Psalm: Psalm 116:1-2, 12-19
I will lift the cup of salvation and call on the name of the Lord. (Ps. 116:13)
Second Reading: 1 Corinthians 11:23-26
In the bread and cup of the Lord’s supper, we experience intimate fellowship with Christ and with one another, because it involves his body given for us and the new covenant in his blood. Faithful participation in this meal is a living proclamation of Christ’s death until he comes in the future.
Gospel: John 13:1-17, 31b-35
The story of the last supper in John’s gospel recalls a remarkable event not mentioned elsewhere: Jesus performs the duty of a slave, washing the feet of his disciples and urging them to do the same for one another.
Friday, April 14, 2017 Good Friday Introduction
At the heart of the Good Friday liturgy is the passion according to John, which proclaims Jesus as a triumphant king who reigns from the cross. The ancient title for this day—the triumph of the cross—reminds us that the church gathers not to mourn this day but to celebrate Christ’s life-giving passion and to find strength and hope in the tree of life. In the ancient bidding prayer we offer petitions for all the world for whom Christ died. Today’s liturgy culminates in the Easter Vigil tomorrow evening.
First Reading: Isaiah 52:13–53:12
The fourth servant poem promises ultimate vindication for the servant, who made his life an offering for sin. The early church saw in the servant’s pouring himself out to death and being numbered with the transgressors important keys for understanding the death of Jesus.
Psalm: Psalm 22
My God, my God, why have you forsaken me? (Ps. 22:1)
Second Reading: Hebrews 10:16-25
In the death of Jesus, forgiveness of sins is worked and access to God is established. Hence, when we gather together for worship and when we love others we experience anew the benefits of Jesus’ death.
Gospel: John 18:1–19:42
On Good Friday, the story of Jesus’ passion—from his arrest to his burial—is read in its entirety from the Gospel of John.
Sunday, April 16, 2017 Resurrection of Our Lord: Easter Day Introduction
On this day the Lord has acted! On the first day of the week God began creation, transforming darkness into light. On this, the “eighth day” of the week, Jesus Christ was raised from the dead. We celebrate this new creation in the waters of baptism and in the feast of victory. With great joy we celebrate this day of days, even as we begin the great fifty days of Easter. Filled with hope, we go forth to share the news that Christ is risen!

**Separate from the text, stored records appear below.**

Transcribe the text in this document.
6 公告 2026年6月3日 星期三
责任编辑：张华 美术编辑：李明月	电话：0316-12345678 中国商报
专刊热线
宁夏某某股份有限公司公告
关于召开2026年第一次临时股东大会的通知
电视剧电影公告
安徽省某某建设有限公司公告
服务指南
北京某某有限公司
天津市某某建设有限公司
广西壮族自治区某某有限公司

First Reading: Acts 10:34-43
Peter’s sermon, delivered at the home of Cornelius, a Roman army officer, is a summary of the essential message of Christianity: Everyone who believes in Jesus, whose life, death, and resurrection fulfilled the words of the prophets, “receives forgiveness of sins through his name.”
Psalm: Psalm 118:1-2, 14-24
This is the day that the Lord has made; let us rejoice and be glad in it. (Ps. 118:24)
Second Reading: Colossians 3:1-4
Easter means new life for us as it first meant new life for Christ. His resurrection reshapes the entire focus and motivation for our lives, since we are now hidden with the risen Christ in God.
Gospel: Matthew 28:1-10
Sorrow gives way to “fear and great joy” when two women are sent by an angel to proclaim the good news: Jesus is risen!